This is a post that I mostly wrote for myself. I just had to
say something about my buddy.
My friend Tami Boyens passed away yesterday. I woke up this
morning to news of her passing. Grief is a funny thing. At first I felt just
fine and then I just started sobbing. Usually when I cry I cry because I’m
joyful or something touches me, but today I’ve been crying because I’m
devastated. I’ve cried more tears today than in the whole last year combined.
Tami and I were in the same PhD program. She was a year
ahead of me and one of the first people I met in Tucson. She was always so kind
and good to me. We’d frequently complain about school together. Every time we
ran into each other on campus she’d give me a big hug and we’d stop and chat.
She was one of those people who I knew cared about me. I went to her
dissertation proposal defense and brought a dozen donuts. I remember waiting
with her in the hallway after the defense and chowing down on donuts while we
waited to hear if she had passed or not. And then when she passed we cheered
and hugged.
She loved the carrot smoothie even though it was terrible |
She was a great writer and was so witty. She also swore like
a sailor. After repeatedly saying the F-word while talking to me she’d
frequently apologize. I always told her not to worry and to just be herself. But
she knew I didn’t care for swearing and she cleaned up her language around me
anyway. We would often meet up to chat at coffee shops, but since I don’t drink
coffee I recommended meeting up at Jamba Juice and that kind of became our
thing. Tami and I are both ENFPs and she would always say that I was just the
Mormon male version of her.
This last year was particularly rough for Tami.
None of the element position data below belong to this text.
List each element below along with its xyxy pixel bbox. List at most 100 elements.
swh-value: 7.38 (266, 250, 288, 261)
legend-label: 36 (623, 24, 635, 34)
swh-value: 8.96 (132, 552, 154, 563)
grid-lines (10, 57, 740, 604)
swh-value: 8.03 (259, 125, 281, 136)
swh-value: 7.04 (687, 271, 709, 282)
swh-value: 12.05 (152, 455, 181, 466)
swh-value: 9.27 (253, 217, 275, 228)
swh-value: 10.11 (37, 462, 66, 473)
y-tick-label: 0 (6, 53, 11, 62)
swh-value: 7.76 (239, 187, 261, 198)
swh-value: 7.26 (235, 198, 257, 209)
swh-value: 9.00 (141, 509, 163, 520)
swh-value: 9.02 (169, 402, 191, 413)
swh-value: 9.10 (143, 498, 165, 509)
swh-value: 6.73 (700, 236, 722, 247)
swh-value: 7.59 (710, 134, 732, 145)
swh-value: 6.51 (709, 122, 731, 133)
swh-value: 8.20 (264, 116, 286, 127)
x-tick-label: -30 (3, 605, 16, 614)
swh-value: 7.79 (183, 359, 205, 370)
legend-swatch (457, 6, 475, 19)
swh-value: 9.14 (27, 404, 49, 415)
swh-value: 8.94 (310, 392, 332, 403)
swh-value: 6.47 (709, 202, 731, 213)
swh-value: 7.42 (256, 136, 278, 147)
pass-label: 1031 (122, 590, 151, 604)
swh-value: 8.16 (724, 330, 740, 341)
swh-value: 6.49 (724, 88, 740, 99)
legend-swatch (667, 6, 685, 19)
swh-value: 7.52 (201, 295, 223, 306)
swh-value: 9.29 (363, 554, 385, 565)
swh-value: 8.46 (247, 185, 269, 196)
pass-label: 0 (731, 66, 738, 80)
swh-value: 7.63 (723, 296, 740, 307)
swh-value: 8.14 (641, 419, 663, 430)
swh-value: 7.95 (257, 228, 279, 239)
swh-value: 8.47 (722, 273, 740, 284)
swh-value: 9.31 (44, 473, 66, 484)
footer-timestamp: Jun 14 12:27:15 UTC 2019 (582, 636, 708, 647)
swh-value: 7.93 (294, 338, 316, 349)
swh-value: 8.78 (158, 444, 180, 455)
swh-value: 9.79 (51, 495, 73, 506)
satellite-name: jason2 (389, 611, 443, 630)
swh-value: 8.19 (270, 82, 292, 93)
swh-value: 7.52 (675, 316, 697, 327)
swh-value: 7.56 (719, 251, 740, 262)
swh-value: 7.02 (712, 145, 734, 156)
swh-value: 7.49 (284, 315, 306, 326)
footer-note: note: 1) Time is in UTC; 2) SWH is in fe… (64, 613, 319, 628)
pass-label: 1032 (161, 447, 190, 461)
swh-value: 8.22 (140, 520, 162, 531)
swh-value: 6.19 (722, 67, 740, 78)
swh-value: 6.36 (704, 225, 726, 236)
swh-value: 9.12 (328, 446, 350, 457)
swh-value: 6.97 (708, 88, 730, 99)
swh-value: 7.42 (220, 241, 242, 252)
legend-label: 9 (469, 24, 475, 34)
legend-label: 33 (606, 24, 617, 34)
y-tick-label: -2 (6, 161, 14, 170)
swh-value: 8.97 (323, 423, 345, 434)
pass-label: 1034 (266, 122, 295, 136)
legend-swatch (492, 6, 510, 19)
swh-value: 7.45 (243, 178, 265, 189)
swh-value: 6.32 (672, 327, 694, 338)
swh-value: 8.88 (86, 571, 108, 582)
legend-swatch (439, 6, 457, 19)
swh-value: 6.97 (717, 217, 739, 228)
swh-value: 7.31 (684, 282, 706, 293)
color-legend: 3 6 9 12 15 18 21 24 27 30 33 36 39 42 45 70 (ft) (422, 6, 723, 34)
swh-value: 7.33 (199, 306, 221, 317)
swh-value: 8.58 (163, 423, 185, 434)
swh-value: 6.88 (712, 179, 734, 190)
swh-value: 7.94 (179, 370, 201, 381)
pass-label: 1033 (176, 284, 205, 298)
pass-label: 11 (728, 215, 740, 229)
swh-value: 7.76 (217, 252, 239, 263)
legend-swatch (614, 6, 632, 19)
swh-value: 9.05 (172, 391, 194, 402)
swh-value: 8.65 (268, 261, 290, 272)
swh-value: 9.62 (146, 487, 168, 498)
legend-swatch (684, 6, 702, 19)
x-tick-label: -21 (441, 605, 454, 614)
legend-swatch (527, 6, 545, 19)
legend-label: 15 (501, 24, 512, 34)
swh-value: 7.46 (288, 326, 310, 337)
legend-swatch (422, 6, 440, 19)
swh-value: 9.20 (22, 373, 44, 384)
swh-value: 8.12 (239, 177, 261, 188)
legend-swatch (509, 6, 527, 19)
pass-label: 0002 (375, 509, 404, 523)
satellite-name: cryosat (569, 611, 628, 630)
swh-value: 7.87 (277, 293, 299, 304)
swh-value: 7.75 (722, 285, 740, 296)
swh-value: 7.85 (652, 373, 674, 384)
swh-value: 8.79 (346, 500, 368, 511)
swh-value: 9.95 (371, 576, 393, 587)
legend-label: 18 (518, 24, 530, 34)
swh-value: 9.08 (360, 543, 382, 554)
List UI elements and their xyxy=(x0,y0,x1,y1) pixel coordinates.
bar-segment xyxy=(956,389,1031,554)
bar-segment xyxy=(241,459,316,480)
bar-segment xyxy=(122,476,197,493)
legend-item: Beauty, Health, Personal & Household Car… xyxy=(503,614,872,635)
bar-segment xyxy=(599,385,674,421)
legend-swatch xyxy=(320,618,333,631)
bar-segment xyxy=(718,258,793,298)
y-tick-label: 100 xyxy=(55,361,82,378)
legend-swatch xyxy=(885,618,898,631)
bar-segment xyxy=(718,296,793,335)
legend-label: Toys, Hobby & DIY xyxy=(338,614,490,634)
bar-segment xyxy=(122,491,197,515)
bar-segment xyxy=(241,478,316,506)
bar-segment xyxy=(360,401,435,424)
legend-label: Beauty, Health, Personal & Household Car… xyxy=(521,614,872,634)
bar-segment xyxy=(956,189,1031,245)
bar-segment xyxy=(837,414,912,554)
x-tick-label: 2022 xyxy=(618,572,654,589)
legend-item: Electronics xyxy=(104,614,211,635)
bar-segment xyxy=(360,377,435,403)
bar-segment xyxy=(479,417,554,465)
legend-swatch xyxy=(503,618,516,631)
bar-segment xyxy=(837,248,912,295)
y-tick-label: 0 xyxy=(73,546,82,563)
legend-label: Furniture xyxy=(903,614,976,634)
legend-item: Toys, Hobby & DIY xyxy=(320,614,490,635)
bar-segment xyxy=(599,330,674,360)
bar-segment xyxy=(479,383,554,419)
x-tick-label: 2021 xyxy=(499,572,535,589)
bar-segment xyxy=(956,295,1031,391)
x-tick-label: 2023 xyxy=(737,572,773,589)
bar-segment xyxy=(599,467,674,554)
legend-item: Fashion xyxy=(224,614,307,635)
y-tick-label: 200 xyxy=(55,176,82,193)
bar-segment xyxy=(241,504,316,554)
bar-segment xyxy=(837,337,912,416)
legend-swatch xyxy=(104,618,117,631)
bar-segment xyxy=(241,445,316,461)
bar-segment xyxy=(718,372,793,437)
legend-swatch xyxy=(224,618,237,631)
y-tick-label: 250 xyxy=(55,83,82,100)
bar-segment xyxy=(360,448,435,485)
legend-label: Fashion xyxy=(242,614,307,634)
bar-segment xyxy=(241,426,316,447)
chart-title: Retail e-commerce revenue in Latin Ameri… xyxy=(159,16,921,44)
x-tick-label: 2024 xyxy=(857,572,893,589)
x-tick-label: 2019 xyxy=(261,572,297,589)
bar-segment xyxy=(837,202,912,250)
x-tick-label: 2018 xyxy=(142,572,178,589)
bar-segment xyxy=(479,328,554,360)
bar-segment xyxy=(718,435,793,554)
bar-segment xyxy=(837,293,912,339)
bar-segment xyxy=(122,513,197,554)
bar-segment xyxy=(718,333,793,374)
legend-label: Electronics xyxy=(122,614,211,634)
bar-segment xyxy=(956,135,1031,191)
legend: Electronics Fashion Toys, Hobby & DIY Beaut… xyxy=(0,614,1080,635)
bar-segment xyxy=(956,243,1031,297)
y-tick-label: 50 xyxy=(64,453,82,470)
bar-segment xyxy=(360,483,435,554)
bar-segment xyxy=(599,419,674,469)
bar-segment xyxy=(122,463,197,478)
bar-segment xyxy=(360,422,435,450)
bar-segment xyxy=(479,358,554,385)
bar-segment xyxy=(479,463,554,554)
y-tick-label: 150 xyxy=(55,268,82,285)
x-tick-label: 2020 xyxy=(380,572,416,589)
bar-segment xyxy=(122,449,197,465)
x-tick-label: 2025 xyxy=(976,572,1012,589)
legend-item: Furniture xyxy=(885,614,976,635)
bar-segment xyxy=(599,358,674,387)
It felt like
she was flickering out. She would message me and tell me that she was having a
tough day so I’d make her go out and do something with me. One night I made her
come to a Thanksgiving dinner with me at the LDS Institute. She’d never been
there before and didn’t know anyone else there but me. After dinner they had an
open mic sort of thing where anyone could get up and say what they were
thankful for. I wrote the following in my journal: “At first no one stood up
and I jokingly told Tami to say something. She said, 'Okay,' and then walked up
to the microphone. She said that her friend Ben had invited her, that she’d
never been to the Institute before, and that she was thankful for Institute
because everyone had been so friendly and kind and shared food with her. It was
actually really touching and then everyone clapped for her. It was awesome.”
Tami was super ballsy.
One of the last times I hung out with Tami was in early December.
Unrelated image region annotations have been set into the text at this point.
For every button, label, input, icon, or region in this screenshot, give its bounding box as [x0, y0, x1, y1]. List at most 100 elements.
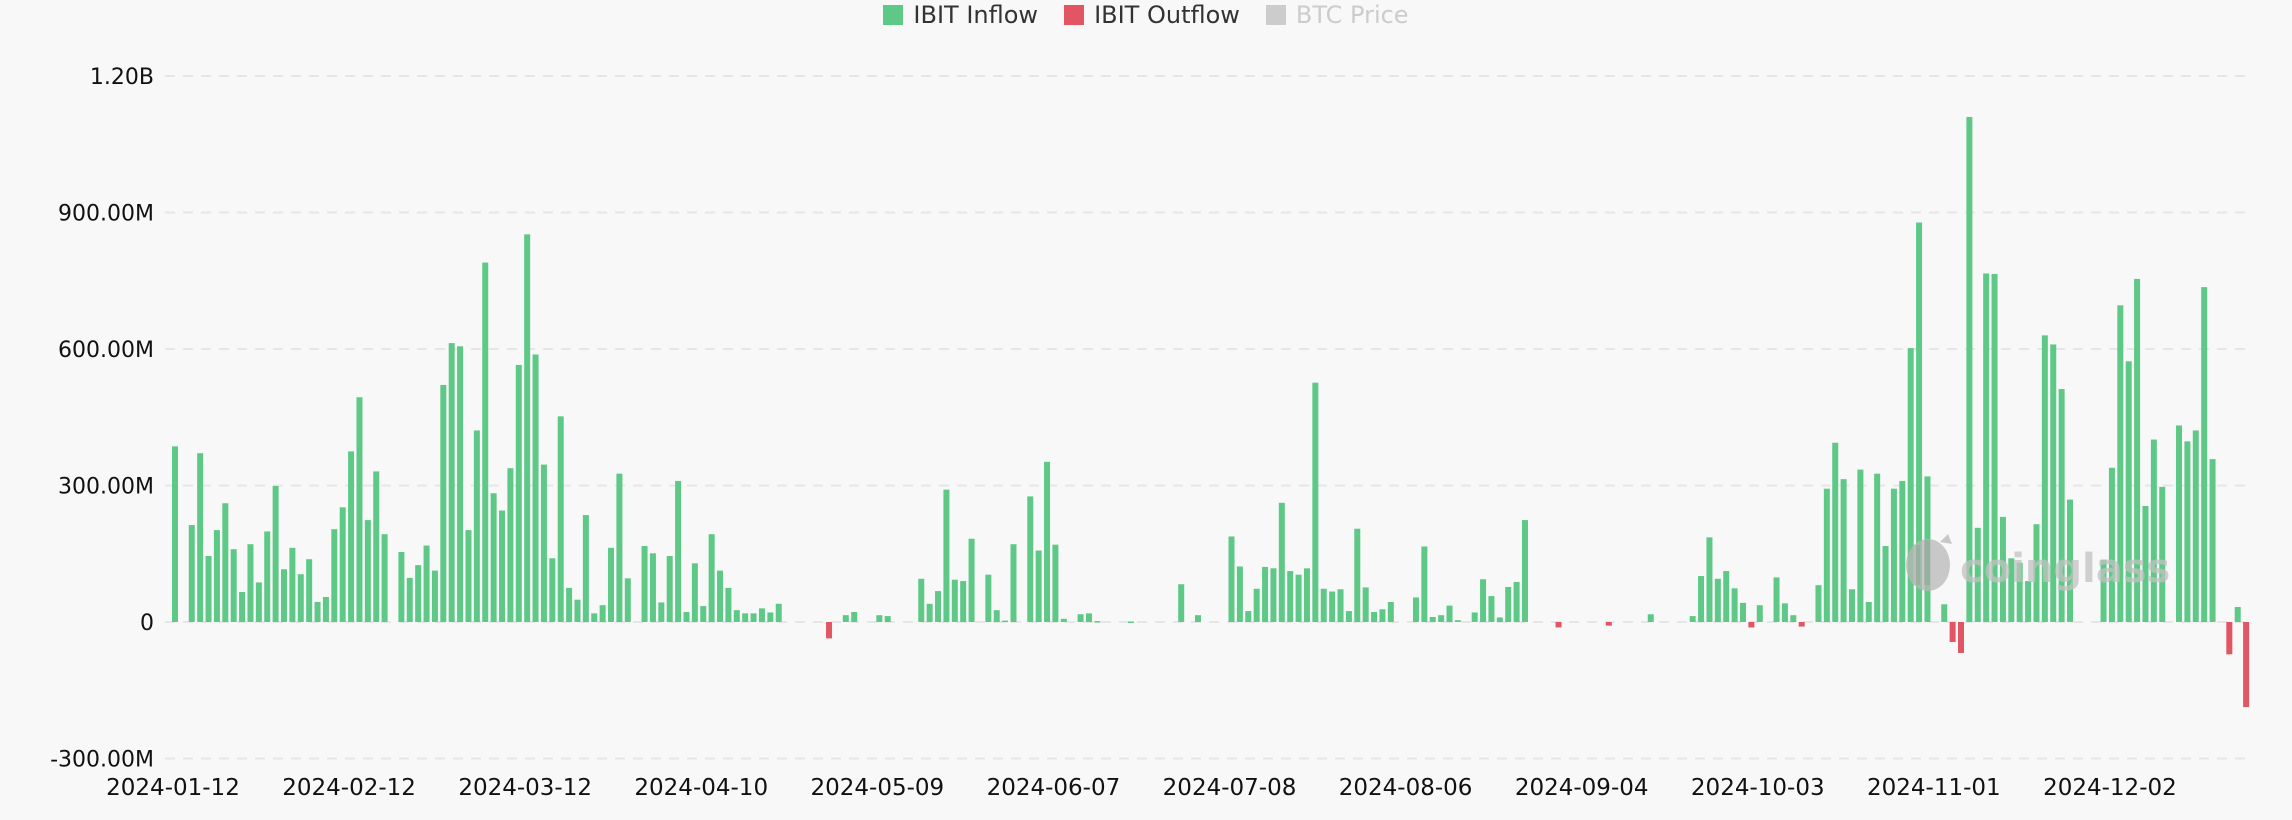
- inflow-bar[interactable]: [750, 613, 757, 622]
- inflow-bar[interactable]: [1245, 611, 1252, 622]
- inflow-bar[interactable]: [2184, 441, 2191, 622]
- inflow-bar[interactable]: [314, 601, 321, 622]
- inflow-bar[interactable]: [230, 549, 237, 622]
- inflow-bar[interactable]: [1513, 581, 1520, 622]
- inflow-bar[interactable]: [1371, 611, 1378, 622]
- inflow-bar[interactable]: [1999, 516, 2006, 622]
- inflow-bar[interactable]: [515, 364, 522, 622]
- inflow-bar[interactable]: [356, 397, 363, 622]
- inflow-bar[interactable]: [1823, 488, 1830, 622]
- inflow-bar[interactable]: [255, 582, 262, 622]
- legend-item-ibit-outflow[interactable]: IBIT Outflow: [1064, 1, 1240, 29]
- inflow-bar[interactable]: [540, 464, 547, 622]
- inflow-bar[interactable]: [2033, 524, 2040, 622]
- inflow-bar[interactable]: [381, 534, 388, 622]
- inflow-bar[interactable]: [1362, 587, 1369, 622]
- inflow-bar[interactable]: [2234, 606, 2241, 622]
- inflow-bar[interactable]: [524, 234, 531, 622]
- inflow-bar[interactable]: [448, 343, 455, 622]
- inflow-bar[interactable]: [1412, 597, 1419, 622]
- inflow-bar[interactable]: [1010, 544, 1017, 622]
- inflow-bar[interactable]: [2100, 559, 2107, 622]
- inflow-bar[interactable]: [658, 602, 665, 622]
- inflow-bar[interactable]: [306, 559, 313, 622]
- inflow-bar[interactable]: [1438, 615, 1445, 622]
- inflow-bar[interactable]: [499, 510, 506, 622]
- inflow-bar[interactable]: [985, 574, 992, 622]
- inflow-bar[interactable]: [2192, 430, 2199, 622]
- inflow-bar[interactable]: [1027, 496, 1034, 622]
- inflow-bar[interactable]: [700, 606, 707, 622]
- inflow-bar[interactable]: [490, 493, 497, 622]
- inflow-bar[interactable]: [398, 551, 405, 622]
- inflow-bar[interactable]: [507, 468, 514, 622]
- inflow-bar[interactable]: [935, 591, 942, 622]
- inflow-bar[interactable]: [758, 608, 765, 622]
- inflow-bar[interactable]: [884, 616, 891, 622]
- inflow-bar[interactable]: [1127, 621, 1134, 624]
- inflow-bar[interactable]: [775, 603, 782, 622]
- inflow-bar[interactable]: [1278, 502, 1285, 622]
- inflow-bar[interactable]: [1345, 611, 1352, 622]
- inflow-bar[interactable]: [968, 538, 975, 622]
- inflow-bar[interactable]: [1312, 382, 1319, 622]
- inflow-bar[interactable]: [1295, 574, 1302, 622]
- inflow-bar[interactable]: [2125, 361, 2132, 622]
- inflow-bar[interactable]: [616, 473, 623, 622]
- inflow-bar[interactable]: [1421, 546, 1428, 622]
- inflow-bar[interactable]: [272, 485, 279, 622]
- outflow-bar[interactable]: [1555, 622, 1562, 628]
- inflow-bar[interactable]: [1840, 479, 1847, 622]
- inflow-bar[interactable]: [2209, 459, 2216, 622]
- inflow-bar[interactable]: [1287, 571, 1294, 622]
- inflow-bar[interactable]: [1236, 566, 1243, 622]
- inflow-bar[interactable]: [599, 605, 606, 622]
- inflow-bar[interactable]: [1723, 571, 1730, 622]
- inflow-bar[interactable]: [1094, 621, 1101, 623]
- inflow-bar[interactable]: [2025, 581, 2032, 622]
- inflow-bar[interactable]: [566, 587, 573, 622]
- inflow-bar[interactable]: [188, 525, 195, 622]
- outflow-bar[interactable]: [1958, 622, 1965, 653]
- inflow-bar[interactable]: [675, 480, 682, 622]
- inflow-bar[interactable]: [473, 430, 480, 622]
- inflow-bar[interactable]: [339, 507, 346, 622]
- inflow-bar[interactable]: [1849, 589, 1855, 622]
- inflow-bar[interactable]: [373, 471, 380, 622]
- inflow-bar[interactable]: [842, 615, 849, 622]
- inflow-bar[interactable]: [1194, 615, 1201, 622]
- inflow-bar[interactable]: [532, 354, 539, 622]
- inflow-bar[interactable]: [1706, 537, 1713, 622]
- inflow-bar[interactable]: [364, 520, 371, 622]
- inflow-bar[interactable]: [1899, 480, 1906, 622]
- outflow-bar[interactable]: [826, 622, 833, 639]
- inflow-bar[interactable]: [1689, 616, 1696, 622]
- inflow-bar[interactable]: [406, 577, 413, 622]
- inflow-bar[interactable]: [2058, 389, 2065, 622]
- inflow-bar[interactable]: [2050, 344, 2057, 622]
- inflow-bar[interactable]: [1429, 616, 1436, 622]
- inflow-bar[interactable]: [289, 547, 296, 622]
- inflow-bar[interactable]: [582, 515, 589, 622]
- inflow-bar[interactable]: [993, 610, 1000, 622]
- inflow-bar[interactable]: [549, 558, 556, 622]
- inflow-bar[interactable]: [239, 591, 246, 622]
- inflow-bar[interactable]: [247, 544, 254, 622]
- inflow-bar[interactable]: [2201, 287, 2208, 622]
- inflow-bar[interactable]: [2142, 505, 2149, 622]
- inflow-bar[interactable]: [2176, 425, 2183, 622]
- inflow-bar[interactable]: [1002, 620, 1009, 623]
- inflow-bar[interactable]: [281, 569, 288, 622]
- inflow-bar[interactable]: [851, 611, 858, 622]
- outflow-bar[interactable]: [1949, 622, 1956, 643]
- inflow-bar[interactable]: [1874, 473, 1881, 622]
- inflow-bar[interactable]: [1991, 273, 1998, 622]
- inflow-bar[interactable]: [1387, 601, 1394, 622]
- outflow-bar[interactable]: [1605, 622, 1612, 626]
- inflow-bar[interactable]: [1035, 550, 1042, 622]
- inflow-bar[interactable]: [1454, 620, 1461, 622]
- inflow-bar[interactable]: [1253, 588, 1260, 622]
- outflow-bar[interactable]: [1798, 622, 1805, 627]
- inflow-bar[interactable]: [348, 451, 355, 622]
- inflow-bar[interactable]: [557, 416, 564, 622]
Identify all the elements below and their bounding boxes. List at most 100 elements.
She hadn’t been able to leave her apartment all day and asked if I could bring
her a burrito. I got her a California burrito at Nico’s and instead of eating
it right away she set it down because she had so many stories to tell me first. Tami definitely knew how to talk. I took over a bunch of papers I had to grade and we laughed and talked for
hours while I graded. When I left she gave me $10 for the burrito. It only cost
$6 so I tried to give her change, but she said, “Keep the change, I’m sure you’ll
be bringing me food in the future.” It hurts that I won’t get that
opportunity to share a meal with Tami again. I think I will take those $4 and
get a Jamba Juice.
Today I lit a candle in Tami’s honor. The only candle I had
was a Santa candle and I think Tami would have laughed that I lit a Santa
candle to remember her. I know Tami didn’t believe in an afterlife, but I do.
And I’d like to think that if there is an afterlife, that my grandma Dorothy
Schilaty found Tami today and introduced herself. I just like the idea of Tami being with someone I know right now. Tami always told me that I
was "Schilawesome" and I know that she would think my grandma was, too. I will
miss Tami fiercely. I will remember her gumption, her humor, her love, and most of all I will remember how good she was to me. She is one of a kind.